You still need to do that, but you need the Linux bridge interface to have VLANs defined as well, as the physical switch port that trunks the traffic is going to tag the respective VLANs to/from the Proxmox server and virtual guests.
So, vmbr1 maps to physical interface enp2s0f0. On vmbr1, I have two VLAN interfaces defined - vmbr1.100 (Proxmox guest VLAN) and vmbr1.60 (Phsyical infrastructure VLAN).
My Proxmox server has its own address in vlan60, and my Proxmox guests have addresses (and vlan tag) for vlan100.

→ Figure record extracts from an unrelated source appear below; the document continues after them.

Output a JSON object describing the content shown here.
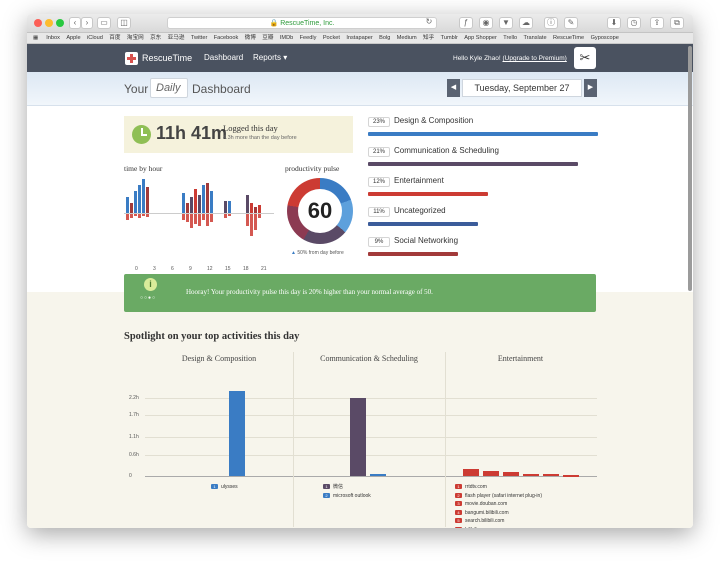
{
  "browser": {
    "url": "RescueTime, Inc.",
    "bookmarks": [
      "Inbox",
      "Apple",
      "iCloud",
      "百度",
      "淘宝网",
      "京东",
      "亚马逊",
      "Twitter",
      "Facebook",
      "微博",
      "豆瓣",
      "IMDb",
      "Feedly",
      "Pocket",
      "Instapaper",
      "Bolg",
      "Medium",
      "知乎",
      "Tumblr",
      "App Shopper",
      "Trello",
      "Translate",
      "RescueTime",
      "Gyposcope"
    ]
  },
  "appnav": {
    "brand": "RescueTime",
    "dashboard": "Dashboard",
    "reports": "Reports ▾",
    "greeting": "Hello Kyle Zhao! ",
    "upgrade": "(Upgrade to Premium)"
  },
  "header": {
    "your": "Your",
    "period": "Daily",
    "dashboard": "Dashboard",
    "date": "Tuesday, September 27",
    "prev": "◀",
    "next": "▶"
  },
  "summary": {
    "total": "11h 41m",
    "logged": "Logged this day",
    "sub": "4.3h more than the day before"
  },
  "hourly": {
    "title": "time by hour",
    "ticks": [
      "0",
      "3",
      "6",
      "9",
      "12",
      "15",
      "18",
      "21"
    ]
  },
  "pulse": {
    "title": "productivity pulse",
    "value": "60",
    "note": "50% from day before"
  },
  "categories": [
    {
      "pct": "23%",
      "name": "Design & Composition",
      "color": "#3a7cc4",
      "fraction": 0.23
    },
    {
      "pct": "21%",
      "name": "Communication & Scheduling",
      "color": "#5a4a66",
      "fraction": 0.21
    },
    {
      "pct": "12%",
      "name": "Entertainment",
      "color": "#cc3b33",
      "fraction": 0.12
    },
    {
      "pct": "11%",
      "name": "Uncategorized",
      "color": "#3b5c9a",
      "fraction": 0.11
    },
    {
      "pct": "9%",
      "name": "Social Networking",
      "color": "#a23a3a",
      "fraction": 0.09
    }
  ],
  "banner": {
    "message": "Hooray! Your productivity pulse this day is 20% higher than your normal average of 50."
  },
  "spotlight": {
    "title": "Spotlight on your top activities this day",
    "yticks": [
      "2.2h",
      "1.7h",
      "1.1h",
      "0.6h",
      "0"
    ]
  },
  "chart_data": [
    {
      "type": "bar",
      "title": "Design & Composition",
      "ylim": [
        0,
        2.5
      ],
      "series": [
        {
          "name": "ulysses",
          "color": "#3a7cc4",
          "values": [
            2.4
          ]
        }
      ],
      "legend": [
        {
          "num": "1",
          "name": "ulysses",
          "color": "#3a7cc4"
        }
      ]
    },
    {
      "type": "bar",
      "title": "Communication & Scheduling",
      "ylim": [
        0,
        2.5
      ],
      "series": [
        {
          "name": "微信",
          "color": "#5a4a66",
          "values": [
            2.2
          ]
        },
        {
          "name": "microsoft outlook",
          "color": "#3a7cc4",
          "values": [
            0.05
          ]
        }
      ],
      "legend": [
        {
          "num": "1",
          "name": "微信",
          "color": "#5a4a66"
        },
        {
          "num": "2",
          "name": "microsoft outlook",
          "color": "#3a7cc4"
        }
      ]
    },
    {
      "type": "bar",
      "title": "Entertainment",
      "ylim": [
        0,
        2.5
      ],
      "series": [
        {
          "name": "rrtdtv.com",
          "color": "#cc3b33",
          "values": [
            0.2
          ]
        },
        {
          "name": "flash player (safari internet plug-in)",
          "color": "#cc3b33",
          "values": [
            0.13
          ]
        },
        {
          "name": "movie.douban.com",
          "color": "#cc3b33",
          "values": [
            0.1
          ]
        },
        {
          "name": "bangumi.bilibili.com",
          "color": "#cc3b33",
          "values": [
            0.07
          ]
        },
        {
          "name": "search.bilibili.com",
          "color": "#cc3b33",
          "values": [
            0.05
          ]
        },
        {
          "name": "bilibili.com",
          "color": "#cc3b33",
          "values": [
            0.04
          ]
        }
      ],
      "legend": [
        {
          "num": "1",
          "name": "rrtdtv.com",
          "color": "#cc3b33"
        },
        {
          "num": "2",
          "name": "flash player (safari internet plug-in)",
          "color": "#cc3b33"
        },
        {
          "num": "3",
          "name": "movie.douban.com",
          "color": "#cc3b33"
        },
        {
          "num": "4",
          "name": "bangumi.bilibili.com",
          "color": "#cc3b33"
        },
        {
          "num": "5",
          "name": "search.bilibili.com",
          "color": "#cc3b33"
        },
        {
          "num": "6",
          "name": "bilibili.com",
          "color": "#cc3b33"
        }
      ]
    }
  ]
}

The added headfuck (especially at setup) is that I also run an OPNsense VM on Proxmox, and it has its own vlan interfaces defined - essentially virtual interfaces on top of a virtual interface. So, I have:
switch trunk port
enp2s0f0 (physical)
vmbr1 (Linux bridge)
vmbr1.60 (Proxmox server interface)
vmbr1.100 (Proxmox VLAN interface)
virtual guest nic (w/ vlan tag and IP address)

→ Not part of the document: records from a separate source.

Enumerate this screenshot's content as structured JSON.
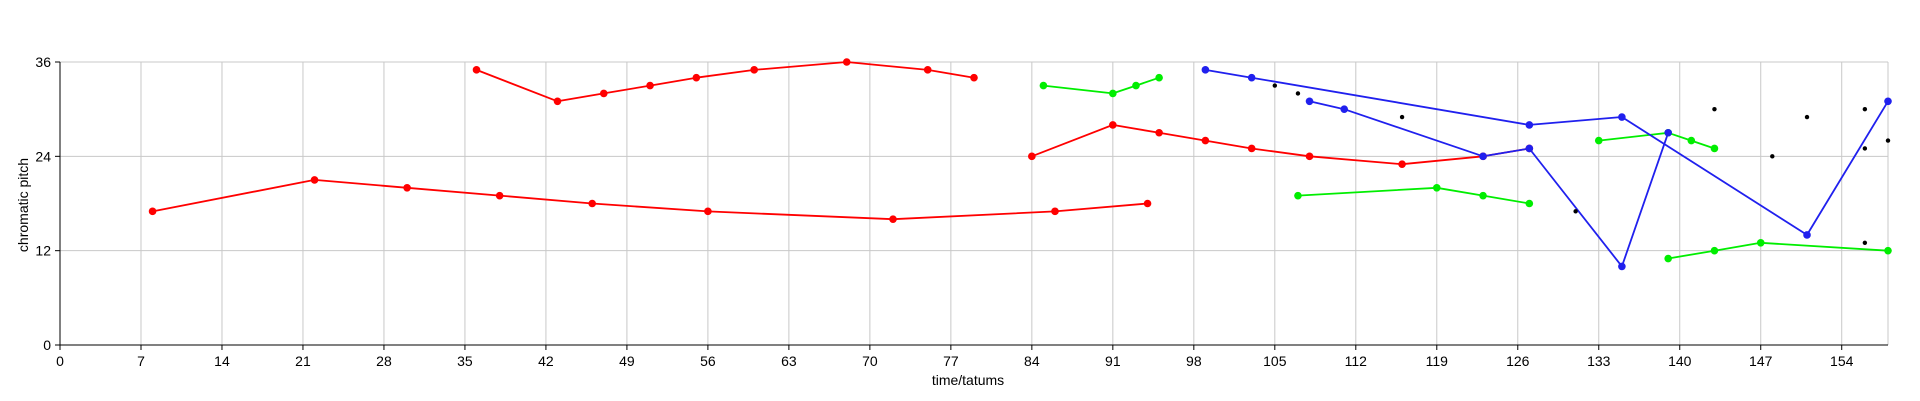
{
  "chart_data": {
    "type": "line",
    "title": "",
    "xlabel": "time/tatums",
    "ylabel": "chromatic pitch",
    "xlim": [
      0,
      158
    ],
    "ylim": [
      0,
      36
    ],
    "xticks": [
      0,
      7,
      14,
      21,
      28,
      35,
      42,
      49,
      56,
      63,
      70,
      77,
      84,
      91,
      98,
      105,
      112,
      119,
      126,
      133,
      140,
      147,
      154
    ],
    "yticks": [
      0,
      12,
      24,
      36
    ],
    "grid": true,
    "legend": "none",
    "colors": {
      "red": "#ff0000",
      "green": "#00ee00",
      "blue": "#2020ee",
      "black": "#000000",
      "grid": "#c8c8c8"
    },
    "series": [
      {
        "color": "red",
        "points": [
          [
            8,
            17
          ],
          [
            22,
            21
          ],
          [
            30,
            20
          ],
          [
            38,
            19
          ],
          [
            46,
            18
          ],
          [
            56,
            17
          ],
          [
            72,
            16
          ],
          [
            86,
            17
          ],
          [
            94,
            18
          ]
        ]
      },
      {
        "color": "red",
        "points": [
          [
            36,
            35
          ],
          [
            43,
            31
          ],
          [
            47,
            32
          ],
          [
            51,
            33
          ],
          [
            55,
            34
          ],
          [
            60,
            35
          ],
          [
            68,
            36
          ],
          [
            75,
            35
          ],
          [
            79,
            34
          ]
        ]
      },
      {
        "color": "red",
        "points": [
          [
            84,
            24
          ],
          [
            91,
            28
          ],
          [
            95,
            27
          ],
          [
            99,
            26
          ],
          [
            103,
            25
          ],
          [
            108,
            24
          ],
          [
            116,
            23
          ],
          [
            123,
            24
          ],
          [
            127,
            25
          ]
        ]
      },
      {
        "color": "green",
        "points": [
          [
            85,
            33
          ],
          [
            91,
            32
          ],
          [
            93,
            33
          ],
          [
            95,
            34
          ]
        ]
      },
      {
        "color": "green",
        "points": [
          [
            107,
            19
          ],
          [
            119,
            20
          ],
          [
            123,
            19
          ],
          [
            127,
            18
          ]
        ]
      },
      {
        "color": "green",
        "points": [
          [
            133,
            26
          ],
          [
            139,
            27
          ],
          [
            141,
            26
          ],
          [
            143,
            25
          ]
        ]
      },
      {
        "color": "green",
        "points": [
          [
            139,
            11
          ],
          [
            143,
            12
          ],
          [
            147,
            13
          ],
          [
            158,
            12
          ]
        ]
      },
      {
        "color": "blue",
        "points": [
          [
            99,
            35
          ],
          [
            103,
            34
          ],
          [
            127,
            28
          ],
          [
            135,
            29
          ],
          [
            151,
            14
          ],
          [
            158,
            31
          ]
        ]
      },
      {
        "color": "blue",
        "points": [
          [
            108,
            31
          ],
          [
            111,
            30
          ],
          [
            123,
            24
          ],
          [
            127,
            25
          ],
          [
            135,
            10
          ],
          [
            139,
            27
          ]
        ]
      }
    ],
    "black_points": [
      [
        105,
        33
      ],
      [
        107,
        32
      ],
      [
        116,
        29
      ],
      [
        131,
        17
      ],
      [
        148,
        24
      ],
      [
        151,
        29
      ],
      [
        156,
        25
      ],
      [
        158,
        26
      ],
      [
        156,
        13
      ],
      [
        156,
        30
      ],
      [
        143,
        30
      ]
    ]
  }
}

vtnet1 (OPNsense “physical” nic, but actually virtual)
vtnet1_vlan[xxx] (OPNsense virtual nic per vlan)
All virtual guests default route via OPNsense’s IP address in vlan100, which maps to OPNsense virtual interface vtnet1_vlan100.
Like I said, it’s a headfuck when you first set it up. Interface-ception.
The only unnecessary bit in my setup is that my Proxmox server also has an IP address in vlan100 (via vmbr1.100). I had it there when I originally thought I’d use Proxmox firewalling as well, to effectively create a zero trust network for my Proxmox cluster. But, for me, that would’ve been overkill.